Stable Oligomeric Clusters of Gold Nanoparticles: Preparation, Size Distribution, Derivatization, and Physical and Biological Properties

[Image: see text] Reducing dilute aqueous HAuCl(4) with NaSCN under alkaline conditions produces 2–3 nm diameter yellow nanoparticles without the addition of extraneous capping agents. We here describe two very simple methods for producing highly stable oligomeric grape-like clusters (oligoclusters) of these small nanoparticles. The oligoclusters have well-controlled diameters ranging from ∼5 to ∼30 nm, depending mainly on the number of subunits in the cluster. Our first [“delay-time”] method controls the size of the oligoclusters by varying from seconds to hours the delay time between making the HAuCl(4) alkaline and adding the reducing agent, NaSCN. Our second [“add-on”] method controls size by using yellow nanoparticles as seeds onto which varying amounts of gold derived from “hydroxylated gold”, Na(+)[Au(OH(4–x))Cl(x)](−), are added-on catalytically in the presence of NaSCN. Possible reaction mechanisms and a simple kinetic model fitting the data are discussed. The crude oligocluster preparations have narrow size distributions, and for most purposes do not require fractionation. The oligoclusters do not aggregate after ∼300-fold centrifugal-filter concentration, and at this high concentration are easily derivatized with a variety of thiol-containing reagents. This allows rare or expensive derivatizing reagents to be used economically. Unlike conventional glutathione-capped nanoparticles of comparable gold content, large oligoclusters derivatized with glutathione do not aggregate at high concentrations in phosphate-buffered saline (PBS) or in the circulation when injected into mice.

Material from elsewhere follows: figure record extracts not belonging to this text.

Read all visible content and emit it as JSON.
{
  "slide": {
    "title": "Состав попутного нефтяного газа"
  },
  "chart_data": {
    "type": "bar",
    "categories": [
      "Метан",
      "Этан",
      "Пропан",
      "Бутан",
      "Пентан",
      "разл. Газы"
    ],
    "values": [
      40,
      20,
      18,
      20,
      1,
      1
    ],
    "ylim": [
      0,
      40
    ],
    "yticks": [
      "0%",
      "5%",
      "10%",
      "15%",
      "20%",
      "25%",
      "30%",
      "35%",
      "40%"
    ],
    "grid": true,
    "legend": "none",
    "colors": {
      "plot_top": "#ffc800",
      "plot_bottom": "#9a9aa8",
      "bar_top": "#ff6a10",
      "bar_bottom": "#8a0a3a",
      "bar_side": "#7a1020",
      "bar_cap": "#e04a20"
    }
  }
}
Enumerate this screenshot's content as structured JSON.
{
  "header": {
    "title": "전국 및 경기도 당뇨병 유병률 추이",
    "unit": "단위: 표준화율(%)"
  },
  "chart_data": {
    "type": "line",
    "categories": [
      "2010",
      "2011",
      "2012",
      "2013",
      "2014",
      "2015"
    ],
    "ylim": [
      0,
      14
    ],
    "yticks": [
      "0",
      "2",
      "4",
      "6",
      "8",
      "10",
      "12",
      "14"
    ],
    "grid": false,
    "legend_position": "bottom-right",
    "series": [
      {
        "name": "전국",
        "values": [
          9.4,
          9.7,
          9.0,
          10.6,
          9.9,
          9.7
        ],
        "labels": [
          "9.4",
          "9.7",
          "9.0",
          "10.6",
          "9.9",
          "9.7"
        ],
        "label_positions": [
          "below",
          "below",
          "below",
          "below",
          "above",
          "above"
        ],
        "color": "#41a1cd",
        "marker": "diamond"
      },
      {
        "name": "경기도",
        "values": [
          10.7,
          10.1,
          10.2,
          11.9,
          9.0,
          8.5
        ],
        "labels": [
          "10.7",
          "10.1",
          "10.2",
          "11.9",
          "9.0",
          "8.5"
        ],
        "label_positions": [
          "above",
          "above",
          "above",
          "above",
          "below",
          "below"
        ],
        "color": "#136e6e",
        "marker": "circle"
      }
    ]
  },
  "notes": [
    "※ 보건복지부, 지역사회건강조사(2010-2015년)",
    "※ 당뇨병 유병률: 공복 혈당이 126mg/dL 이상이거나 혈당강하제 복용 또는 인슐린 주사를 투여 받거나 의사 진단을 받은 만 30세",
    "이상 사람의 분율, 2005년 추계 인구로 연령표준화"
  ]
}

Mice receiving them intravenously show no visible signs of distress. Their sizes can be made small enough to allow their excretion in the urine or large enough to prevent them from crossing capillary basement membranes. They are directly visible in electron micrographs without enhancement, and can model the biological fate of protein-like macromolecules with controlled sizes and charges. The ease of derivatizing the oligoclusters makes them potentially useful for presenting pharmacological agents to different tissues while controlling escape of the reagents from the circulation.